Three years ago, U.S. navy seals killed Osama bin Laden in Abbottabad, Pakistan. Obama gloated: "The death of bin Laden marks the most significant achievement to date in our nation's effort to defeat al-Qaeda."
And on many occasions, he claimed that the al-Qaeda leadership has been decimated and that the operatives are on the run.
Yet today, al-Qaeda and like minded jihadists are stronger than ever. Its black flag is flying over Fallujah and much of the upper Euphrates valley, as it now controls the Sunni heartlands of northern Iraq.
In its fight against the Shiite-led government of Nouri al-Maliki, its bombing campaign killed 9.500 people, mostly Shiite civilians, last year alone. A further 2006 were killed in the first two months of this year. It reinforced its ranks by attacking prisons. Its assault on Abu Ghraib and Taji prisons in July last year freed 500 captives, many of them hardened fighters.
In Syria, the Islamic State of Iraq and the Levant (ISIS) operates from the outskirts of Damascus to the border of Turkey.
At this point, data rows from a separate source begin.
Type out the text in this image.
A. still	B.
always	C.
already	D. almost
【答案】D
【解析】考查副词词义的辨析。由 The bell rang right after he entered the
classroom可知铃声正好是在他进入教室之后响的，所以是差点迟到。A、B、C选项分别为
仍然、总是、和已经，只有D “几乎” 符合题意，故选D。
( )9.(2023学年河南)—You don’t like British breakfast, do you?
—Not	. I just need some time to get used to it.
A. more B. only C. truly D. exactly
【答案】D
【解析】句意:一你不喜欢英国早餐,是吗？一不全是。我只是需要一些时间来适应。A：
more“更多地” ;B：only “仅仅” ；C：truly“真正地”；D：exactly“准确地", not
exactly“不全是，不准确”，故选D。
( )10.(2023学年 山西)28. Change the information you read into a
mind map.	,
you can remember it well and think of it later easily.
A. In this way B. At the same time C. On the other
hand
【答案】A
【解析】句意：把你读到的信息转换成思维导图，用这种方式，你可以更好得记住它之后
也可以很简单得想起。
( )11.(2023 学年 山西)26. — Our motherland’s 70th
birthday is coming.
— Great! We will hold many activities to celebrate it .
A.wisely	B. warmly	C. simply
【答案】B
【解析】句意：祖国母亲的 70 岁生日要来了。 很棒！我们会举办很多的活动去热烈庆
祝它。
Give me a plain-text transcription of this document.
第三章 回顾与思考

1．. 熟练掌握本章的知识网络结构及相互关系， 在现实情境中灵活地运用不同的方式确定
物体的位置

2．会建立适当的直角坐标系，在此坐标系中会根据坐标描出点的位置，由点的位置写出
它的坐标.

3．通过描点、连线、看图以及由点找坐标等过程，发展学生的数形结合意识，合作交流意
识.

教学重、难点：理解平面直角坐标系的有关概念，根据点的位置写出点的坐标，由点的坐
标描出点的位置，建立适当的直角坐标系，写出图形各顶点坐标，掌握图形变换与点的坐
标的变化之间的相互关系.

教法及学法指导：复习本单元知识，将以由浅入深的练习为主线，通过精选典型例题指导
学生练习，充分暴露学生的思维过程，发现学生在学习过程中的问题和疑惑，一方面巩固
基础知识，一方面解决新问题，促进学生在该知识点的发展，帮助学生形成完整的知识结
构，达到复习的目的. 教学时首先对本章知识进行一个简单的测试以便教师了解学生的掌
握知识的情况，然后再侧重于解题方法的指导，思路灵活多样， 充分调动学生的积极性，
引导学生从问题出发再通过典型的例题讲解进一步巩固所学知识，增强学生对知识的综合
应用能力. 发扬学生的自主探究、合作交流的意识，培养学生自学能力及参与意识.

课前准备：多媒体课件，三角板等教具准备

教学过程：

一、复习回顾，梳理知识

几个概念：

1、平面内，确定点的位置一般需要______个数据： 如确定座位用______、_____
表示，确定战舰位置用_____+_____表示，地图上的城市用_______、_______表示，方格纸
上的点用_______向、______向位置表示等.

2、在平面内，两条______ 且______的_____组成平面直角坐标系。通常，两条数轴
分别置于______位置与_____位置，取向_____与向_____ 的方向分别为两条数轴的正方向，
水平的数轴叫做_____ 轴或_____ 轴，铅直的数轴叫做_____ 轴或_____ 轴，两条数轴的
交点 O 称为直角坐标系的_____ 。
They are now the most powerful force fighting the regime of Bashar al-Assad. The Western-backed "moderate" Free Syrian Army has collapsed, as Jihadists overran their supply depots and killed their commanders.
The jihadists are fighting in Syria in the hope of establishing an Islamic caliphate under Sharia law.
The United States is now backing a Saudi plan to build a "Southern Front" based in Jordan against al-Qaeda in the north and east, with the "Yamouk Breigade" as the leading force in that new formation. But it has frequently fought in collaboration with Jabhat al-Nusra, the official al-Qaeda affiliate which has affirmed its allegiance to al-Qaeda leader Ayman al-Zawahiri. And a faction of Nusra is acting under the name of ISIS.
Al-Qaeda jihadists are not only active in Iraq and Syria, their resurgence is also evident in Afghanistan, Libya, Somalia, Yemen, Lebanon and Egypt.
It is well-known who the pay masters of al-Qaeda jihadists are. Going back to the official 9/11 report which states that al-Qaeda relied for its financing on "a variety of donors and fundraisers, primarily in the Gulf countries and particularly in Saudi Arabia." In 2009, a cable from Hillary Clinton, U.S. Secretary of State, revealed by WikiLeaks, says: "donors in Saudi Arabia constitute the most significant source of funding to Sunni terrorist groups worldwide."
Pakistan's military intelligence service, "Inter-Services Intelligence," (ISI) is another sponsor of al-Qaeda. In the 1980s, an alliance was formed between Saudi Arabia, Pakistan and the United States which has proved durable.
Al-Qaeda has grown explosively by taking advantage of the instability created by the Afghan and Iraq wars, and later by the "Arab Spring." In other words, the U.S. "war on terror" has been counterproductive.
A sectarian struggle between the Sunnis and Shiites is spreading throughout the entire greater Middle East. In the case of Syria, each side is back by foreign forces with the Alawites (Shiites) backed by Iran, Russia and Hezbollah; and the Sunnis backed by the West and Gulf states.
It is supreme irony that Saudi Arabia, a key U.S. ally, openly bankrolls al-Qaeda and is getting away with it. In fact even Washington itself shares the same cause with the jihadists, fighting the regime of al-Assad.